Ep. 154 Nobel Peace Prize Winner Maria Ressa


Maria Ressa won the Nobel Peace Prize in 2021 for challenging corruption in her native country, the Philippines. She is now focused on the threat to democracy from big tech.

Maria Ressa is a groundbreaking international journalist. She won the Nobel Peace Prize in 2021 for her efforts to address corruption in the Philippines. Ressa is CEO of Rappler, an international news organization that she founded. She is the author of “How to Stand Up to a Dictator: The Fight for our Future.” The book is a memoir of her life’s work to hold power to account.

In her book, Ressa argues that the trend toward authoritarian rulers around the world has been helped in large part by big tech. She documents how social media platforms are allowed to  spread lies and foster hate and disinformation — all to the detriment of democracy.

Conversation Highlights

Responses have been edited for clarity.

On the power of tech companies

… these companies meticulously designed the platforms to keep us scrolling for profit. They are more powerful than [news] publishers because they essentially took all of our data. It’s funny because they say that they built a model of each of us. The easy way [to understand this is what I say to kids.] They cloned us, right? They cloned our data, and then AI comes in – machine learning creates the clone, and then AI comes in and takes all of that and puts it into a master database that’s used for micro targeting [advertising]. That’s how [tech companies] make money. This is insidious manipulation at every level.

[Tech companies] also use our biology against us, our emotions against us. As early as 2018 MIT did a study that showed lies spread six times faster [online]. And what we saw in our data in the Philippines is that if it’s laced with fear, anger, and hate, it spreads even faster.

Can technology become a tool to build democracy?

I think it will depend on citizens in democracies to demand better and governments in democracies to act not for political power, but to actually put guardrails [on tech companies]. I go back to World War II right after the atom bomb was used, after that exploded and you had hundreds of thousands killed. Now we’re at [a similar] moment, and yet we don’t see the urgency of the moment. In November 2022 generative AI was rolled out and began a new arms race.

On tech companies owning your data

We didn’t even have a name for [the business model of beg tech] until 2019 when Shoshana Zuboff wrote a 750-page book called Surveillance Capitalism. She had spent her life, 40 years, looking at machines and how [tech] plays out in a business model. Surveillance capitalism takes all of [your] data and uses that data against the individual. [We must find] that balance where we own our own data — and there are some countries that have done this. Estonia, for example, if the government was getting access to your driver’s license, you would get a notification. You own your data. This is not the case in the United States or in many other parts of the world.

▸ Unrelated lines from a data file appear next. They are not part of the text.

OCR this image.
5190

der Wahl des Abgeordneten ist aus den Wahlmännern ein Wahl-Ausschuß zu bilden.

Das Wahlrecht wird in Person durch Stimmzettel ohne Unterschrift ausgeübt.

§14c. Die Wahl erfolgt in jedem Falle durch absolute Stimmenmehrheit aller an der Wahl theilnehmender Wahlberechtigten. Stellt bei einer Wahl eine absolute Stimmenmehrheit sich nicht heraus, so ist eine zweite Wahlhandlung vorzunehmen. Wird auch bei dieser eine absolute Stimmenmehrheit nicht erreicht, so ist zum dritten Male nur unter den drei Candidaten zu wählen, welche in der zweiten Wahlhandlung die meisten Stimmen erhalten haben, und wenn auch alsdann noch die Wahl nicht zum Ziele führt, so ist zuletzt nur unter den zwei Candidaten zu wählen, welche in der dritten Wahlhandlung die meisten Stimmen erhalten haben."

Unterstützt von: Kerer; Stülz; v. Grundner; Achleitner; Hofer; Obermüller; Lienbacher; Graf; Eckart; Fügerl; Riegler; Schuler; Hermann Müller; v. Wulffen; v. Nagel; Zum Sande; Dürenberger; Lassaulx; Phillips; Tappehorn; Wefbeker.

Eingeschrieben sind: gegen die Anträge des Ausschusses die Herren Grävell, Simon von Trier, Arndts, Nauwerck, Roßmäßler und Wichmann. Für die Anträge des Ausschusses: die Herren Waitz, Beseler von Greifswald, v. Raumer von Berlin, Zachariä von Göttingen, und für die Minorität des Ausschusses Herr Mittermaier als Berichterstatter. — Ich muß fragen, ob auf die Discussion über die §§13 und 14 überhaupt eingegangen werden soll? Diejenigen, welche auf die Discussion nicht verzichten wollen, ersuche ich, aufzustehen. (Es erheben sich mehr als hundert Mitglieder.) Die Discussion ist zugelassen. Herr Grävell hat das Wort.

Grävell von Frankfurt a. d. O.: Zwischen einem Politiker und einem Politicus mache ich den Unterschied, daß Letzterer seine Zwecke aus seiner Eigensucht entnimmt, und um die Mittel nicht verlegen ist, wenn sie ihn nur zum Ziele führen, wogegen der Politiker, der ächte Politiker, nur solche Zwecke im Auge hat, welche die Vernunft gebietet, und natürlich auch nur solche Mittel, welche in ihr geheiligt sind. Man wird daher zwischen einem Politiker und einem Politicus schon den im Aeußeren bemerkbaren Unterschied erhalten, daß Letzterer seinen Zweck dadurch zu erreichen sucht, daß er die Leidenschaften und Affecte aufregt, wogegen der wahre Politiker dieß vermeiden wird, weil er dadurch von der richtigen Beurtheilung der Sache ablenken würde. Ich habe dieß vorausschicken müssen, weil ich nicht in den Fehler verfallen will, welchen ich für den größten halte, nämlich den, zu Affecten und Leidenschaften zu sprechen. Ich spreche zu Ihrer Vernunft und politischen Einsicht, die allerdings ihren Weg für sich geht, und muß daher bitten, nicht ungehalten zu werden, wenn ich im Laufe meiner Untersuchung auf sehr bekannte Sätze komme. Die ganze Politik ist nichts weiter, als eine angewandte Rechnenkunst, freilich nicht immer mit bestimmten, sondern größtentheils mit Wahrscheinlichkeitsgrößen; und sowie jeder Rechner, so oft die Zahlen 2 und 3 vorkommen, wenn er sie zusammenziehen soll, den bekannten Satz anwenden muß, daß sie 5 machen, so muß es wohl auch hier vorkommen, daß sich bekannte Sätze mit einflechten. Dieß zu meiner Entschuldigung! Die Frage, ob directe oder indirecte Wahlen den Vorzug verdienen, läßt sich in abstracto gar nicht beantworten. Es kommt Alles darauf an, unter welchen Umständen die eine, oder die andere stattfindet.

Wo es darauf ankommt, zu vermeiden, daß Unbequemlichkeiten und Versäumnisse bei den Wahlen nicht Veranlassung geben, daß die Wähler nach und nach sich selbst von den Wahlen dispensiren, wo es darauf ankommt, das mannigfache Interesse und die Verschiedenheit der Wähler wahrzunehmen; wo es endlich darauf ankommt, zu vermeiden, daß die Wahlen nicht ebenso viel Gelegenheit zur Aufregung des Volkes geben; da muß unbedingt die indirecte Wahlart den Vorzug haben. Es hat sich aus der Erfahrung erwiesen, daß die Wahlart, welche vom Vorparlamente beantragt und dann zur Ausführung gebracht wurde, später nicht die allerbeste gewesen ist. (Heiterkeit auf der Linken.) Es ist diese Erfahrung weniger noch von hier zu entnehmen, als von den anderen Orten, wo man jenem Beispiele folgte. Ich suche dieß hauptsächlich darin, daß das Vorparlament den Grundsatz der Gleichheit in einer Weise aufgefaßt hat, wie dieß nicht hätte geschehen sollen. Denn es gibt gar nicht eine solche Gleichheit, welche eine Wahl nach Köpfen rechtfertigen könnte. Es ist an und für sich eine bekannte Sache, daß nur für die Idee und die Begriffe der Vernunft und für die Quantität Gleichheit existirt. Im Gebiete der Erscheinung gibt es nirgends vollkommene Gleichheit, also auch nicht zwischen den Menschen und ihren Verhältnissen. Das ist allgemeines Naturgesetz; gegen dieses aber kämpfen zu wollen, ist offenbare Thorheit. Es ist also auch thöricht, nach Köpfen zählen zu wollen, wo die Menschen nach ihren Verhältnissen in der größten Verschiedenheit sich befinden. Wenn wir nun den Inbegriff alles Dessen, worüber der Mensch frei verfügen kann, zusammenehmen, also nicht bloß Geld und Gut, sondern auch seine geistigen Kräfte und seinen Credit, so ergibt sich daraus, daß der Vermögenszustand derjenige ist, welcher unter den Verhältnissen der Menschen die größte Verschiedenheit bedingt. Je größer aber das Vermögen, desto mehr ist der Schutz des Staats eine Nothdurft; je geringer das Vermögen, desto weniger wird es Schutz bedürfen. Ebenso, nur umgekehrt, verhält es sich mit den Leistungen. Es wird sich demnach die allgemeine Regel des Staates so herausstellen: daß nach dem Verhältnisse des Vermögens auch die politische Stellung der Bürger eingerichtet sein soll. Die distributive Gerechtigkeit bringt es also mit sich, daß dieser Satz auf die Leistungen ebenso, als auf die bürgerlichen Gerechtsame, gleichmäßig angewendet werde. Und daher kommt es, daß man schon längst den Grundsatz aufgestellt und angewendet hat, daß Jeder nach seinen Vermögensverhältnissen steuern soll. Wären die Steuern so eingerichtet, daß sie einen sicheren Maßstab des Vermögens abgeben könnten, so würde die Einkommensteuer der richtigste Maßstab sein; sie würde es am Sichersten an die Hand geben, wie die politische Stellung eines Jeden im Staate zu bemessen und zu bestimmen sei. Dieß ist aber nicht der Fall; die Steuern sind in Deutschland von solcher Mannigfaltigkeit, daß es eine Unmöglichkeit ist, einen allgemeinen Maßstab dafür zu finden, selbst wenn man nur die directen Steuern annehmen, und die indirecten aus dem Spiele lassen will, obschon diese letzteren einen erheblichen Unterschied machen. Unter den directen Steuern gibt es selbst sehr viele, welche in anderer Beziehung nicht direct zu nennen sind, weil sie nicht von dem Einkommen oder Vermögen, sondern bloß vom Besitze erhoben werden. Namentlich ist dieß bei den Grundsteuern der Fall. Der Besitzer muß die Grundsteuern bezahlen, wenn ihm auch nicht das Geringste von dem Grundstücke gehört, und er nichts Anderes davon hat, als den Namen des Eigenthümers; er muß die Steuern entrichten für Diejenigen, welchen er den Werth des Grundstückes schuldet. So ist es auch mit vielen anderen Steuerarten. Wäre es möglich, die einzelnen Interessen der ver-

On the importance of finding new models to distribute fact-based news

This is the world we’re living in today, and I think part of what needs to happen now is we need to call a spade a spade. Journalists can’t just work. Because if we do that, we will not have distribution. Creating the journalism is now very, very different from distributing the journalism. And if you are using social media for distribution or search, you’re relying on big tech to do it. And big tech has been driven by surveillance capitalism.

On the need to combat ‘alternate facts’ 

Americans are walking into elections now. And the question that I have is, if we don’t have facts, how are you going to vote? If you’re being insidiously manipulated, how are you going to vote? Integrity of elections is going to be impossible if we don’t have integrity of facts.

[I was speaking to Al Gore and he] pointed out, “[We] cannot solve the climate crisis if we do not solve our democracy crisis.” And I think that’s a fundamental problem of technology. This idea [in tech] that personalization is the right way to make money – in the old days the house that would have 20 people each with their own separate realities, that would be called an insane asylum.

Maria Ressa was on Duke’s campus as a part of the DeWitt Wallace Center for Media and Democracy’s 50th Anniversary, with generous support from the David M. Rubenstein Distinguished Lecture Series.